COVID Revisionism Has Gone Too Far
Briefly

COVID Revisionism Has Gone Too Far
"More than five years after COVID-19 began spreading in the United States, a new conventional wisdom has taken hold in some quarters: Public-health officials knew or should have known from the start that pandemic restrictions would do more harm than good, forced them on the public anyway, and then doubled down even as the evidence piled up against them."
"Two recent books by respectable left-of-center authors- In Covid's Wake, by the Princeton political scientists Stephen Macedo and Frances Lee, and An Abundance of Caution, by the journalist David Zweig-take up versions of this skeptical narrative, each with their own twists. Both have received rave reviews in publications such as The Wall Street Journal, The Boston Globe, and even the overtly progressive . The flagship New York Times podcast, The Daily, devoted an episode to an interview with Macedo and Lee."

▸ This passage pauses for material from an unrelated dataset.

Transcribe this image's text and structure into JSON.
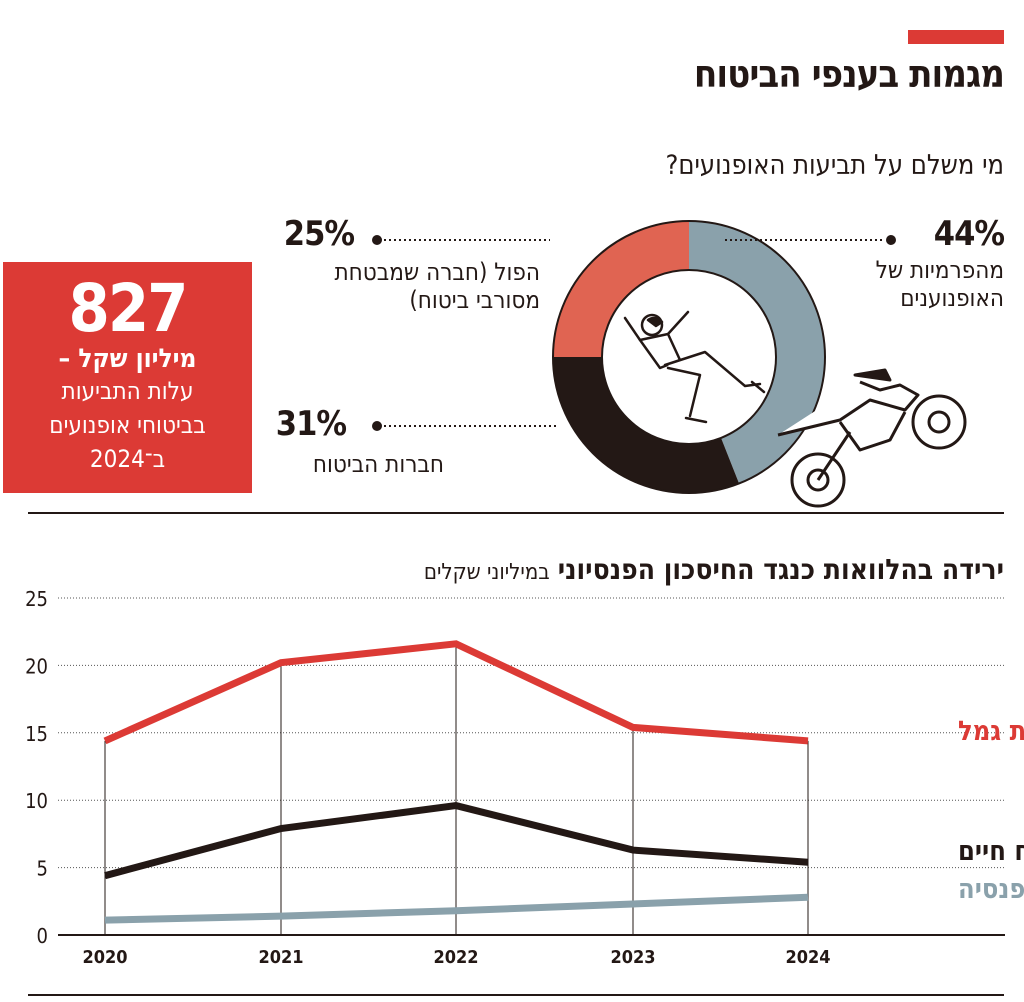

A skeptical narrative has gained traction claiming public-health officials either knew or should have known that pandemic restrictions would cause more harm than good, imposed them anyway, and suppressed dissent to manufacture consensus. That narrative now appears across the political spectrum, with recent left-of-center works adopting variants of the critique. Some criticisms are valid: certain restrictions persisted too long after vaccines, experts made mistakes, and inconsistent messaging—such as endorsing mass protests while warning against gatherings—damaged credibility. However, broad assertions that restrictions never saved lives or were imposed in bad faith constitute a harmful overcorrection.